Sebagai provinsi yang menerapkan Syariat Islam, penerapan asuransi pertanian syariah sudah sangat relevan bagi masyarakat petani di Aceh. Terakhir adalah sistem perbankan yang resmi dimerger menjadi lembaga dengan sistem Syariah. 

Hal ini berdasarkan Qanun Nomor 11 Tahun 2018 tentang Lembaga Keuangan Syariah (LKS). Dalam mengimplementasikan Qanun Lembaga Keuangan Syariah itu, pada Bab IV Lembaga Keuangan Non Bank Syariah, pada bagian kesatu tentang Asuransi Syariah disebutkan pada pasal 22, bahwa apabila di Aceh/kabupaten/kota belum ada usaha asuransi syariah, Pemerintah Aceh dapat memfasilitasi atau membentuk usaha asuransi syariah. 
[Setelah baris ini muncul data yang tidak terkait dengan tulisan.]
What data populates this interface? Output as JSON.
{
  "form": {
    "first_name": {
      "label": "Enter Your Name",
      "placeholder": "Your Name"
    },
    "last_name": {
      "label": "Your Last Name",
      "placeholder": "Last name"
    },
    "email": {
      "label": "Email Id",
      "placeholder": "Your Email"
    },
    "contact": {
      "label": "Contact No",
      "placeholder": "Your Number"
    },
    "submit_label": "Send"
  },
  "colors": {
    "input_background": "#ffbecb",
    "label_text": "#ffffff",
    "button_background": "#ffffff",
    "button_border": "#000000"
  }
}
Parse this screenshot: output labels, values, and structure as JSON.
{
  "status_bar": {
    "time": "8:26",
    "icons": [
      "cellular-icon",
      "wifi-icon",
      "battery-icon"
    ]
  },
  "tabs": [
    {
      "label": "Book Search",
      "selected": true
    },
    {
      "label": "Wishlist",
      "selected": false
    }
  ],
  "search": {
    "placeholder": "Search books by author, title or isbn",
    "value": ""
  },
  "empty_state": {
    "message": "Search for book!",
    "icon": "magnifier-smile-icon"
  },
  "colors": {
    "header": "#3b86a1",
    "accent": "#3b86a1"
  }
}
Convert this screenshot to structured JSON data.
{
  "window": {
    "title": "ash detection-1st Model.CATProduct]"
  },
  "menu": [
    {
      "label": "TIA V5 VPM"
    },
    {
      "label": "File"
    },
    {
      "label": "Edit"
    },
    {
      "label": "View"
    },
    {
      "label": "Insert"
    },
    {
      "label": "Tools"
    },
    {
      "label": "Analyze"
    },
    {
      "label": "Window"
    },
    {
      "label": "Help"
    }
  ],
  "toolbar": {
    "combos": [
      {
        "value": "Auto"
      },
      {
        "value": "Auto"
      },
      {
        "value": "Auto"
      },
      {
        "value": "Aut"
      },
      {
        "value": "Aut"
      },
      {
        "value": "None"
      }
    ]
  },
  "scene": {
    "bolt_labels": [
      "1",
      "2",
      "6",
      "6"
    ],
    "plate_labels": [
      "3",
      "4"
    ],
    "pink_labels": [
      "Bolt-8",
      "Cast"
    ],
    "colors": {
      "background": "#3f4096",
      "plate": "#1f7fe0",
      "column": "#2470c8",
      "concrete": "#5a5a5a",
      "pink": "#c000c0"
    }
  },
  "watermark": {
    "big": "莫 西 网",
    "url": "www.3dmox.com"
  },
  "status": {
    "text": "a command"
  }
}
Menindaklanjuti perintah Qanun LKS tersebut, tentu saja sektor pertanian yang menjadi tulang punggung ekonomi masyarakat juga membutuhkan asuransi pertanian syariah. Beberapa hari yang lalu melalui media ini, Menteri Pertanian Syahrul Yasin Limpo berjanji akan segera merespon dan melakukan perubahan atau penyesuaian Peraturan Menteri Pertanian No 40/Permentan/SR.230/7/2015 tentang fasilitas asuransi pertanian (Serambi, 21/1). 

Respon Mentan itu tentu menjadi kabar baik dan sangat dinantikan petani kita di Aceh. Karena kita tahu bahwa sektor pertanian merupakan sangat rentan terhadap berbagai risiko seperti kondisi perubahan iklim, serangan organisme penganggu tanaman (OPT), kehilangan hasil, dan bahkan terakhir kematian ternak akibat terjadi serangan penyakit mulut dan kuku (PMK) yang mewabah seantero negeri. 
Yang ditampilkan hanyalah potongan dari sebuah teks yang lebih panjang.